Dopo questo lungo periodo di anonimato storico, dal 15° al 18° secolo, il rientro dell'Italia sulla scena europea fu promosso essenzialmente dall'esterno. E dopo l'unità la tecnica democratica di selezione elettorale della classe politica non poteva da sola supplire alla carenza generale di spirito pubblico, che si espresse sempre più nel favorire l'ascesa politica di elementi nei quali il supporto di tipo clientelare prevaleva sul fatto reale di merito e capacità. Nacque così una forma ibrida di democrazia incompiuta di taglio clientelare, corruttrice e corruttibile, basata sulla pratica parlamentare del trasformismo e sulla consuetudine del sistematico voto di scambio, nato sul piano individuale di singoli parlamentari, quanto nei confronti di gruppi di interessi particolari attivi nel sociale a danno di quelli pubblici, spesso collegati a sfere malavitose.

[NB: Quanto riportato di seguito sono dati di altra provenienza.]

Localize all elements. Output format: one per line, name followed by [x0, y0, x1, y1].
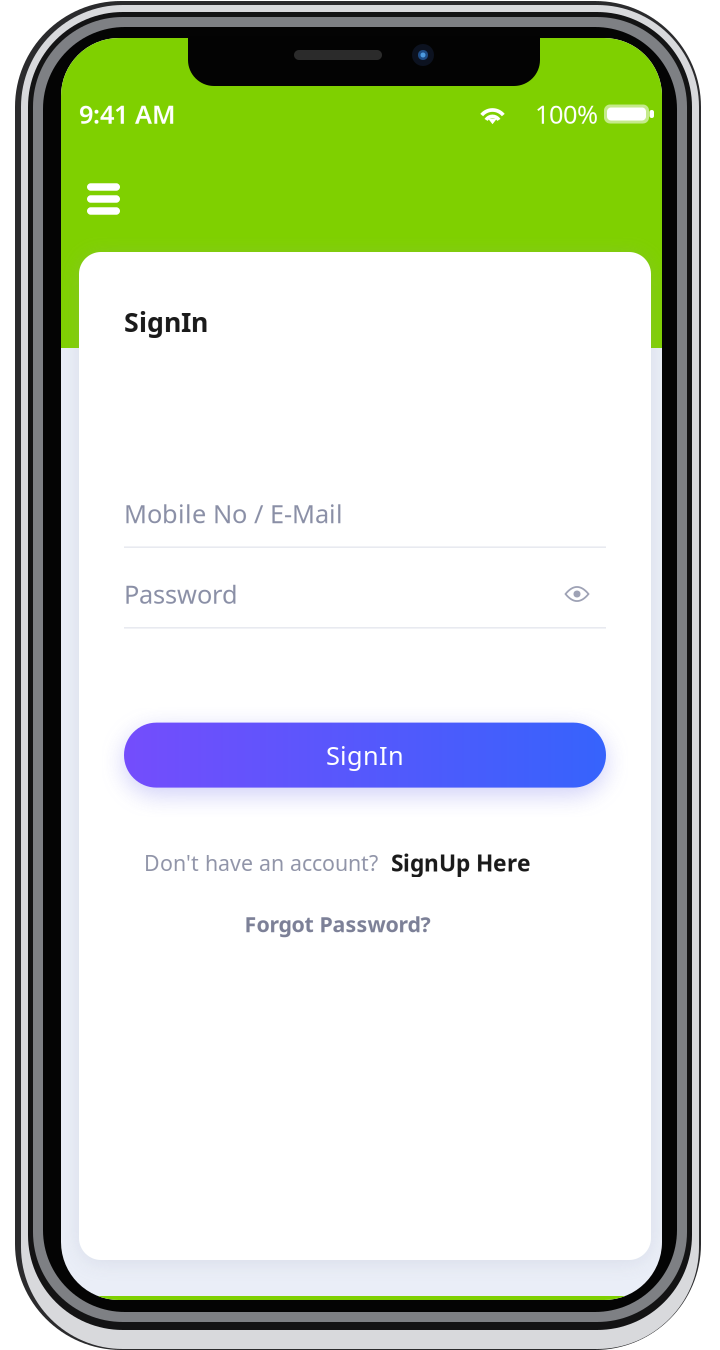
staticText: Password — [124, 577, 238, 611]
button[interactable]: Menu — [79, 176, 128, 222]
staticText: Don't have an account? — [144, 848, 378, 877]
staticText: SignUp Here — [391, 848, 531, 878]
staticText: Forgot Password? — [244, 910, 430, 938]
button[interactable]: SignIn — [124, 723, 606, 788]
staticText: SignIn — [124, 304, 208, 339]
staticText: SignIn — [326, 738, 404, 772]
staticText: 9:41 AM — [79, 97, 176, 131]
staticText: Mobile No / E-Mail — [124, 497, 343, 530]
button[interactable]: Forgot Password? — [244, 910, 430, 938]
button[interactable]: Show password — [559, 576, 595, 612]
staticText: 100% — [535, 97, 598, 131]
button[interactable]: SignUp Here — [391, 848, 531, 878]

La classe politica si dimostrò all'altezza della situazione solo in due occasioni al tempo della Destra storica, giunta al governo nel 1861, e in occasione della Costituente del 1946, dopo il periodo fascista, la guerra e la Resistenza.

Ma a entrambe queste maggioranze di qualità seguirono serie di leve elettorali attraverso le quali ricomparve, in modo crescente e spettacolare, quella gestione clientelare e trasversale del potere che é sembrata ancora oggi la più congeniale allo spirito pubblico di una maggioranza della società civile almeno durante tutto il corso della prima Repubblica.

Questo riassunto delle pagine di Carlo Tullio-Altan, troppo breve per ragioni di spazio, é appena sufficiente alla comprensione del corso storico del nostro paese, per cui vorrei raccomandare a tutti gli studenti italiani di studiare bene l'opera "Ethnos e Civiltà". Perché solo così potranno comprendere come siamo giunti alla partitocrazia e al consociativismo della prima Repubblica, a tangentopoli e alla attuale indegna situazione dell'università in Italia.

Gli studenti italiani hanno, con gli altri in Europa, abbozzato nel '68 una rivoluzione culturale che il nostro paese ha bisogno di vedere rialimentata, anche se con mezzi e obiettivi diversi da quelli di 30 anni fa. Pertanto vorrei dire loro che é soprattutto contro gli aspetti fondamentali e strutturali dell'università che devono mobilitarsi, perché gli altri aspetti, come la insufficienza dei mezzi di studio, oggetto delle recenti contestazioni, non ne sono che una conseguenza.

Prima degli anni Settanta i docenti erano 1.900 e oggi sono 52.000. Pur tenendo conto degli atenei che si sono aggiunti, se tutti facessero il loro dovere, interamente dedicati agli studenti, con un numero di ore di lezione rigorosamente prescritto e rispettato, il ministero potrebbe risparmiare molte migliaia di stipendi che potrebbero andare ad aumentare i fondi per i mezzi di studio. E' inoltre necessario alleggerire il corpo accademico dai somari ridando contenuto, rigore ed efficacia ai concorsi di cattedra. Perché la nostra presenza in Europa non é soltanto una questione di "euro" e di progressi economici, ma anche, anzi soprattutto, di prestigio culturale ed accademico.

Attualmente i titoli universitari italiani non sono riconosciuti nell'Unione Europea, né per le docenze, né per le lauree. Che vergogna!